If only we’d stop trying to be happy, we’d have a pretty good time.
— Edith Wharton
It’s Thanksgiving this week, which makes this feature especially apropos today, I think. I love Thanksgiving; it’s my favorite holiday, and it has surprisingly little to do with food.
In my family, we go to my grandfather’s house in Maryland. Usually – and this year is no exception – it’s my grandfather and his wife, my parents, me, my brother and sister-in-law and their two kids, an uncle, some cousins, and a great-aunt or two. We gather sometime after noon and congregate in the kitchen, eating appetizers (because if there’s one thing there’s not enough of on Thanksgiving, it’s food), or in the living room. Sometimes there’s football on, sometimes not, but even when there is, no one’s really paying attention.

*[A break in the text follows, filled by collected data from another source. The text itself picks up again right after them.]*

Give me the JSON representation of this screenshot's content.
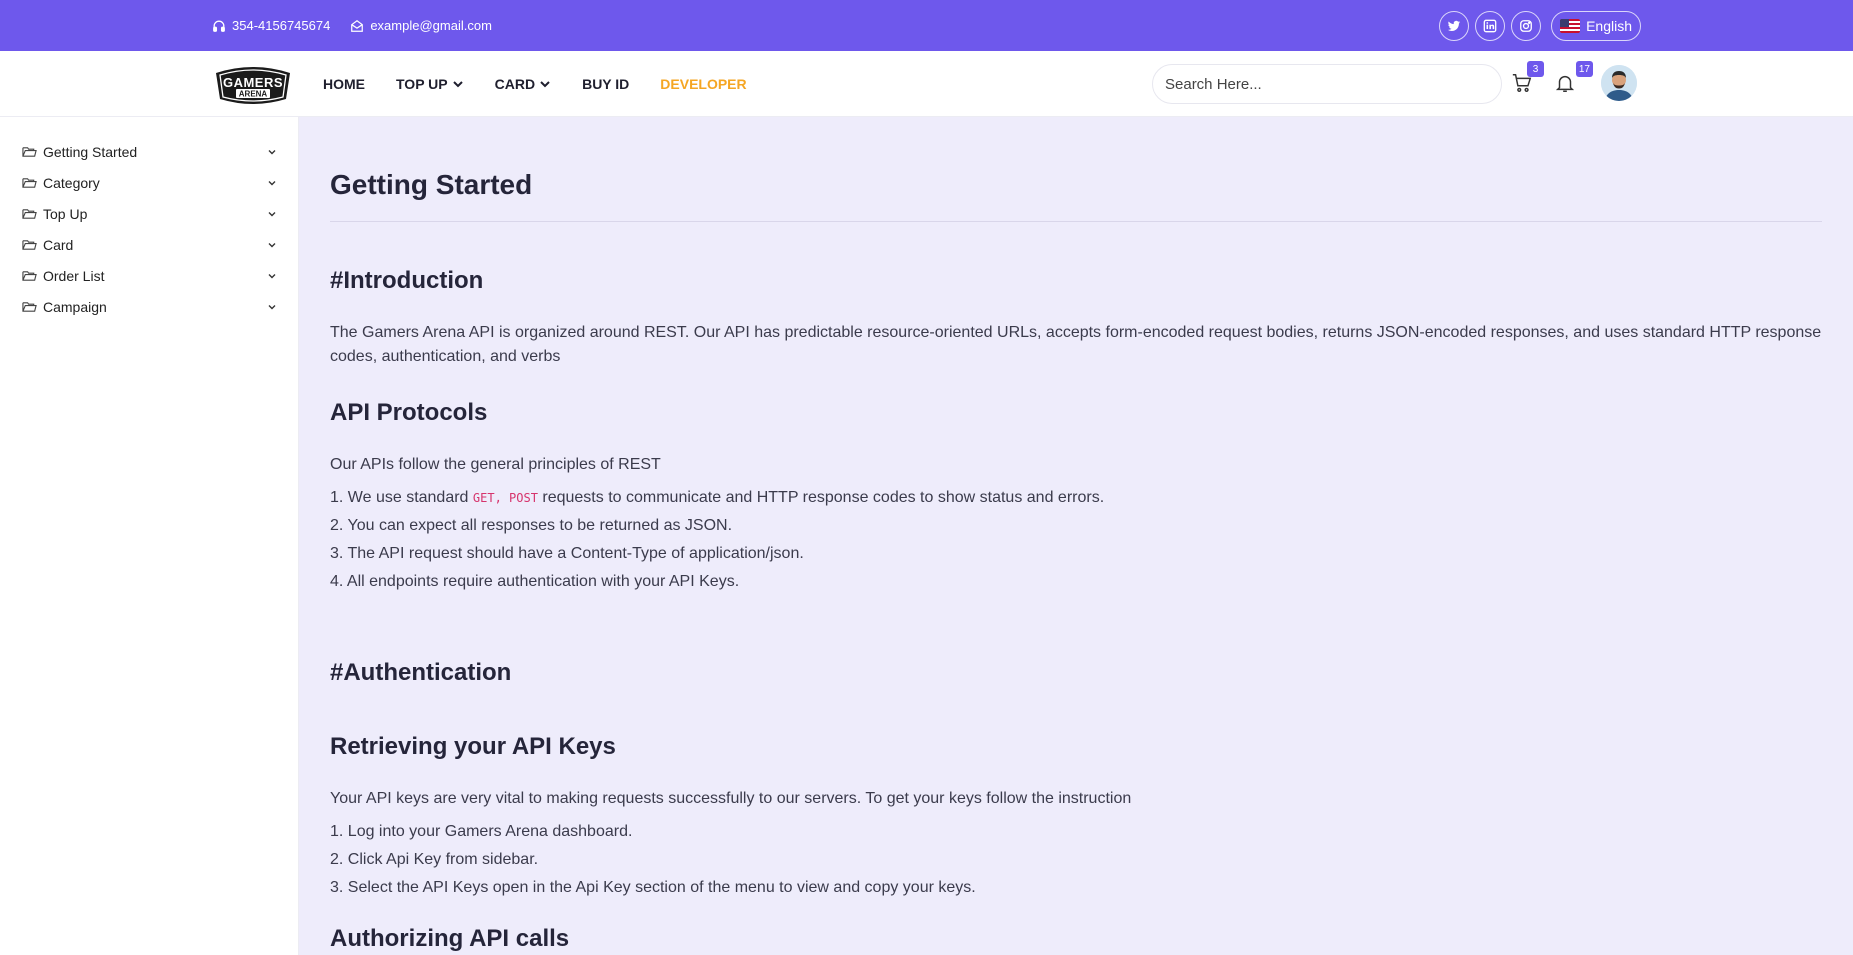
{
  "topbar": {
    "phone": "354-4156745674",
    "email": "example@gmail.com",
    "language": "English",
    "socials": [
      "twitter-icon",
      "linkedin-icon",
      "instagram-icon"
    ]
  },
  "nav": {
    "menu": [
      {
        "label": "HOME",
        "dropdown": false
      },
      {
        "label": "TOP UP",
        "dropdown": true
      },
      {
        "label": "CARD",
        "dropdown": true
      },
      {
        "label": "BUY ID",
        "dropdown": false
      },
      {
        "label": "DEVELOPER",
        "dropdown": false,
        "active": true
      }
    ],
    "search_placeholder": "Search Here...",
    "cart_count": "3",
    "notification_count": "17",
    "logo_text": "GAMERS ARENA"
  },
  "sidebar": {
    "items": [
      {
        "label": "Getting Started"
      },
      {
        "label": "Category"
      },
      {
        "label": "Top Up"
      },
      {
        "label": "Card"
      },
      {
        "label": "Order List"
      },
      {
        "label": "Campaign"
      }
    ]
  },
  "content": {
    "title": "Getting Started",
    "introduction": {
      "heading": "#Introduction",
      "text": "The Gamers Arena API is organized around REST. Our API has predictable resource-oriented URLs, accepts form-encoded request bodies, returns JSON-encoded responses, and uses standard HTTP response codes, authentication, and verbs"
    },
    "protocols": {
      "heading": "API Protocols",
      "intro": "Our APIs follow the general principles of REST",
      "item1_prefix": "1. We use standard ",
      "item1_code": "GET, POST",
      "item1_suffix": " requests to communicate and HTTP response codes to show status and errors.",
      "item2": "2. You can expect all responses to be returned as JSON.",
      "item3": "3. The API request should have a Content-Type of application/json.",
      "item4": "4. All endpoints require authentication with your API Keys."
    },
    "authentication": {
      "heading": "#Authentication",
      "subheading": "Retrieving your API Keys",
      "text": "Your API keys are very vital to making requests successfully to our servers. To get your keys follow the instruction",
      "steps": [
        "1. Log into your Gamers Arena dashboard.",
        "2. Click Api Key from sidebar.",
        "3. Select the API Keys open in the Api Key section of the menu to view and copy your keys."
      ],
      "next_heading": "Authorizing API calls"
    }
  },
  "colors": {
    "brand": "#6e58ec",
    "active_menu": "#f5a623",
    "main_bg": "#eeecfb",
    "code": "#d6336c"
  }
}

My favorite part is that everyone has their own “thing” to do: my grandfather’s in charge of the turkey, his wife does the stuffing (and when my great-grandmother was alive, this always started the great stuffing v. dressing debate – for the record, it’s stuffing when it’s cooked in the turkey, dressing when it’s cooked on its own). I’m on mashed potato duty, my mom does vegetables or dessert, my dad’s cousin makes homemade bread. The men in my family make the gravy. My grandfather taught my dad who taught my brother. Thank god my brother had a boy; now I’m set for gravy for the rest of my life!

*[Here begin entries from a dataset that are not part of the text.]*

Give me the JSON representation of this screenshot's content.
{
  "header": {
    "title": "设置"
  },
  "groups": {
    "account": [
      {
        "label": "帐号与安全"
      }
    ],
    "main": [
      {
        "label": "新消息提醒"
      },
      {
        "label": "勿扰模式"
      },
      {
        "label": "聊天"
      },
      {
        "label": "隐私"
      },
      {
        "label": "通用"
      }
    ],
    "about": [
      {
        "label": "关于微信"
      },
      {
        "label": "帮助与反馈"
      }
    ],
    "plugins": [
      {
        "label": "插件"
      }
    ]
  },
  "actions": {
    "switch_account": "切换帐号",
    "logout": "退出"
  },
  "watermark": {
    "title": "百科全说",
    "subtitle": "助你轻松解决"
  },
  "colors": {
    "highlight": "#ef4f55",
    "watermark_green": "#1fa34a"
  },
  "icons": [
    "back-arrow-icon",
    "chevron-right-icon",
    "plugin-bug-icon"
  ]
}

Ok, so it is about the food, I lied. But it’s more than that. It’s that we have these traditions that revolve around the food. I don’t know how any of them started – convenience, I suppose – but I do know that, like that Visa commercial where the hapless customer tries to pay with cash and effs the whole process up, Thanksgiving would be chaos without everyone playing their roles. I love being in the kitchen with all that activity going on around me, but knowing I only have to worry about the giant pot of potatoes in front of me and making sure I accurately report at what time they’ll be done so everyone can plan accordingly.
This year, though, I’m also attempting an appetizer and a dessert. I plan to make them at home before I head up to Maryland, so as to minimize the disturbance of the aura in the kitchen. We’ll see how it goes. Maybe I’ll even win the post-dessert marathon game of Hearts for once.
So, in honor of Thursday, here’s a short, Thanksgiving-themed Things to be Happy About:
1. cranberry sauce still in the shape of the can [yeah, we have no pretensions when it comes to cranberry sauce]
2. big Thanksgiving dinners
3. when everyone has their “specialty dish” to make at Thanksgiving
4. family traditions
5. homemade ice cream
6. the “elegant” salt and pepper shakers [this is from a story my great-grandmother used to tell about my grandfather when he was a boy; they went shopping for salt and pepper shakers and he asked if they could buy the “elegant” ones. They did, and we use them to this day]
I hope you’ll share some of your Thanksgiving traditions with me in the comments – I’d love to hear about them!
P.S. I’d be remiss if I didn’t mention that by this time tomorrow, we’ll know for sure whether I’m a chicken or not. Dentist. Tomorrow. 4 pm. I’ll post an update either way, I promise.